Abstract:
Objective Using the hybrid type 1 implementation study "The Shared Medical Appointment for diabetes in China:an optimization trial (SMART) " as an example, this study introduces the methods of constructing and validating an outcome indicator set for hybrid type 1 studies.
Methods Based on principles such as comprehensiveness and operability, we selected the RE-AIM (reach, effectiveness, adoption, implementation, maintenance) framework, the Implementation Outcomes Framework (IOF), and the PRECEDEPROCEED model. After comparison and screening, an outcome evaluation indicator item pool was formed. Two rounds of expert consultation were conducted, and the content validity was evaluated using the item-level content validity index (I-CVI), coefficient of variation (CV), and adjusted Kappa value, combined with experts qualitative opinions and on-site implementation to optimize the indicators.

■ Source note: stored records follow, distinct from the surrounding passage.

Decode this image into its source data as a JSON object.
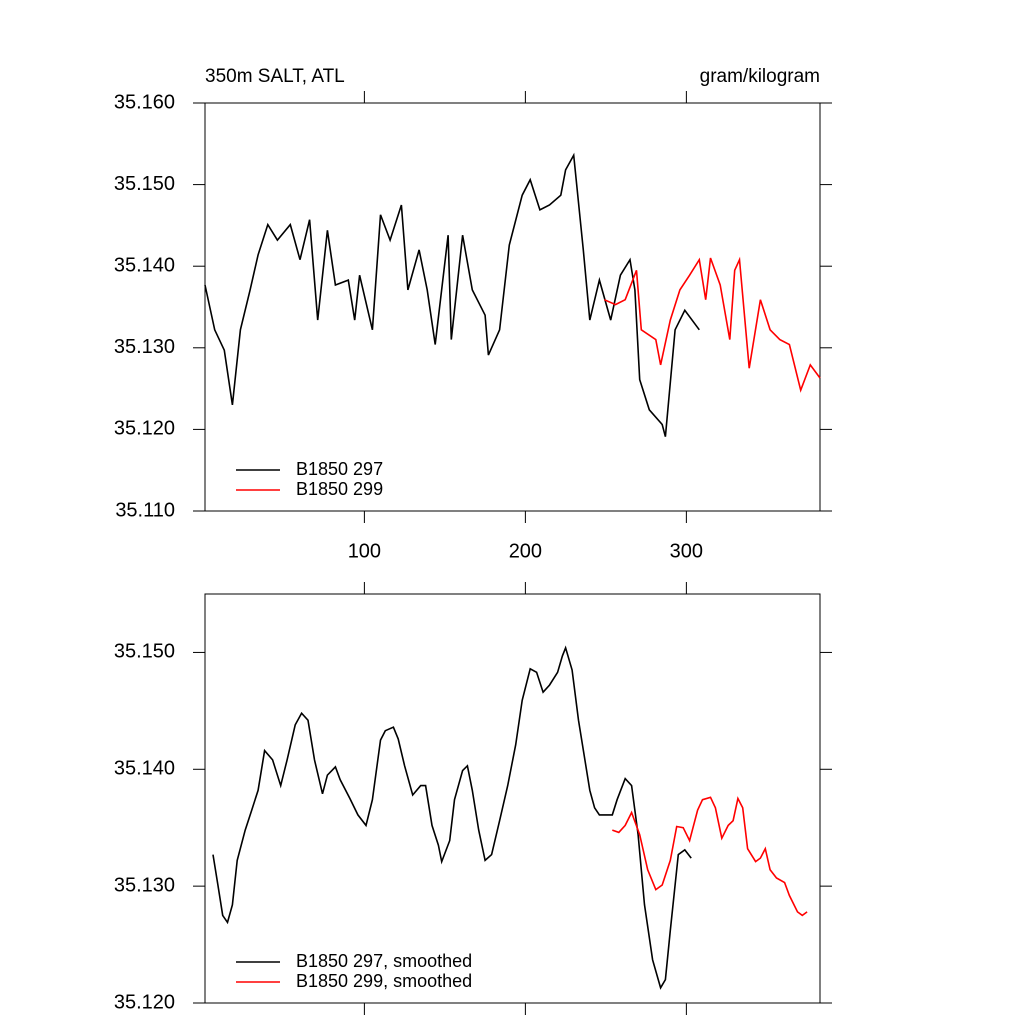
{
  "chart_data": [
    {
      "type": "line",
      "title": "350m SALT, ATL",
      "units": "gram/kilogram",
      "xlim": [
        1,
        383
      ],
      "xticks": [
        100,
        200,
        300
      ],
      "ylim": [
        35.11,
        35.16
      ],
      "yticks": [
        {
          "value": 35.11,
          "label": "35.110"
        },
        {
          "value": 35.12,
          "label": "35.120"
        },
        {
          "value": 35.13,
          "label": "35.130"
        },
        {
          "value": 35.14,
          "label": "35.140"
        },
        {
          "value": 35.15,
          "label": "35.150"
        },
        {
          "value": 35.16,
          "label": "35.160"
        }
      ],
      "legend": "bottom-left",
      "series": [
        {
          "name": "B1850 297",
          "color": "#000000",
          "x": [
            1,
            7,
            13,
            18,
            23,
            29,
            34,
            40,
            46,
            54,
            60,
            66,
            71,
            77,
            82,
            90,
            94,
            97,
            105,
            110,
            116,
            123,
            127,
            134,
            139,
            144,
            152,
            154,
            161,
            167,
            175,
            177,
            184,
            190,
            198,
            203,
            209,
            215,
            222,
            225,
            230,
            236,
            240,
            246,
            253,
            259,
            265,
            268,
            271,
            277,
            285,
            287,
            293,
            299,
            308
          ],
          "values": [
            35.1377,
            35.1322,
            35.1297,
            35.123,
            35.1322,
            35.1371,
            35.1414,
            35.1451,
            35.1432,
            35.1451,
            35.1408,
            35.1457,
            35.1334,
            35.1444,
            35.1377,
            35.1383,
            35.1334,
            35.1389,
            35.1322,
            35.1463,
            35.1432,
            35.1475,
            35.1371,
            35.142,
            35.1371,
            35.1304,
            35.1438,
            35.131,
            35.1438,
            35.1371,
            35.134,
            35.1291,
            35.1322,
            35.1426,
            35.1487,
            35.1506,
            35.1469,
            35.1475,
            35.1487,
            35.1518,
            35.1536,
            35.142,
            35.1334,
            35.1383,
            35.1334,
            35.1389,
            35.1408,
            35.1371,
            35.1261,
            35.1224,
            35.1206,
            35.1191,
            35.1322,
            35.1346,
            35.1322
          ]
        },
        {
          "name": "B1850 299",
          "color": "#ff0000",
          "x": [
            249,
            256,
            262,
            269,
            272,
            281,
            284,
            290,
            296,
            302,
            308,
            312,
            315,
            321,
            327,
            330,
            333,
            339,
            346,
            352,
            358,
            364,
            371,
            377,
            383
          ],
          "values": [
            35.1359,
            35.1353,
            35.1359,
            35.1395,
            35.1322,
            35.131,
            35.1279,
            35.1334,
            35.1371,
            35.1389,
            35.1408,
            35.1359,
            35.141,
            35.1377,
            35.131,
            35.1395,
            35.1408,
            35.1275,
            35.1359,
            35.1322,
            35.131,
            35.1304,
            35.1248,
            35.1279,
            35.1263
          ]
        }
      ]
    },
    {
      "type": "line",
      "xlim": [
        1,
        383
      ],
      "ylim": [
        35.12,
        35.155
      ],
      "yticks": [
        {
          "value": 35.12,
          "label": "35.120"
        },
        {
          "value": 35.13,
          "label": "35.130"
        },
        {
          "value": 35.14,
          "label": "35.140"
        },
        {
          "value": 35.15,
          "label": "35.150"
        }
      ],
      "legend": "bottom-left",
      "series": [
        {
          "name": "B1850 297, smoothed",
          "color": "#000000",
          "x": [
            6,
            9,
            12,
            15,
            18,
            21,
            26,
            30,
            34,
            38,
            43,
            48,
            52,
            57,
            61,
            65,
            69,
            74,
            77,
            82,
            85,
            91,
            96,
            101,
            105,
            110,
            113,
            118,
            121,
            125,
            130,
            135,
            138,
            142,
            146,
            148,
            153,
            156,
            161,
            164,
            167,
            171,
            175,
            179,
            184,
            189,
            194,
            198,
            203,
            207,
            211,
            215,
            220,
            223,
            225,
            229,
            233,
            237,
            240,
            243,
            246,
            249,
            254,
            257,
            262,
            266,
            270,
            274,
            279,
            284,
            287,
            290,
            295,
            299,
            303
          ],
          "values": [
            35.1327,
            35.1301,
            35.1275,
            35.1269,
            35.1284,
            35.1322,
            35.1348,
            35.1365,
            35.1382,
            35.1416,
            35.1408,
            35.1386,
            35.1408,
            35.1438,
            35.1448,
            35.1442,
            35.1408,
            35.1379,
            35.1395,
            35.1402,
            35.1391,
            35.1375,
            35.1361,
            35.1352,
            35.1374,
            35.1425,
            35.1433,
            35.1436,
            35.1426,
            35.1403,
            35.1378,
            35.1386,
            35.1386,
            35.1352,
            35.1335,
            35.1321,
            35.1339,
            35.1374,
            35.1399,
            35.1403,
            35.1382,
            35.1348,
            35.1322,
            35.1327,
            35.1356,
            35.1386,
            35.1421,
            35.1459,
            35.1486,
            35.1483,
            35.1466,
            35.1472,
            35.1483,
            35.1497,
            35.1504,
            35.1485,
            35.1442,
            35.1408,
            35.1382,
            35.1367,
            35.1361,
            35.1361,
            35.1361,
            35.1374,
            35.1392,
            35.1386,
            35.1344,
            35.1284,
            35.1237,
            35.1213,
            35.122,
            35.1262,
            35.1327,
            35.1331,
            35.1324
          ]
        },
        {
          "name": "B1850 299, smoothed",
          "color": "#ff0000",
          "x": [
            254,
            258,
            262,
            266,
            271,
            276,
            281,
            285,
            290,
            294,
            298,
            302,
            307,
            310,
            315,
            318,
            322,
            326,
            329,
            332,
            335,
            338,
            343,
            346,
            349,
            352,
            356,
            361,
            364,
            369,
            372,
            375
          ],
          "values": [
            35.1348,
            35.1346,
            35.1352,
            35.1363,
            35.1344,
            35.1314,
            35.1297,
            35.1301,
            35.1322,
            35.1351,
            35.135,
            35.1339,
            35.1365,
            35.1374,
            35.1376,
            35.1367,
            35.1341,
            35.1352,
            35.1356,
            35.1375,
            35.1367,
            35.1332,
            35.1321,
            35.1324,
            35.1332,
            35.1314,
            35.1307,
            35.1303,
            35.1292,
            35.1278,
            35.1275,
            35.1278
          ]
        }
      ]
    }
  ]
}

Results This study integrated the RE-AIM framework and three pre-evaluation dimensions from the IOF, forming an initial item pool for shared medical appointments (SMA) that included 8 dimensions (acceptability, appropriateness, feasibility, reach, effectiveness, adoption, implementation, and maintenance), 14 secondary indicators, and 24 tertiary indicators. The response rate of the two rounds of expert consultation was 100%, with an expert authority coefficient of 0.90.The I-CVI ranged from 0.75 to 1.00, the CV from 0 to 0.32, and the adjusted Kappa from 0.75 to 1.00, indicating good content validity and high expert consensus. After two rounds of consultation, one secondary indicator and three tertiary indicators were deleted, one new secondary indicator was added, and the dimension attribution of one indicator was adjusted. Following pilot implementation and stakeholder feedback, two tertiary indicators were added, four were deleted, and the measurement tool of one indicator was adjusted. The finalized implementation outcome indicator set for the SMART study comprises 8 dimensions, 14 secondary indicators, and 19 tertiary indicators.
Conclusions The outcome indicator set constructed in this study demonstrates good validity and operability, and the construction and validation process can serve as a reference for other researchers. Different implementation outcome frameworks have different applicable scenarios; researchers should select appropriate frameworks or integrate them according to their own needs to comprehensively evaluate outcomes and enhance the systematization and comparability of research.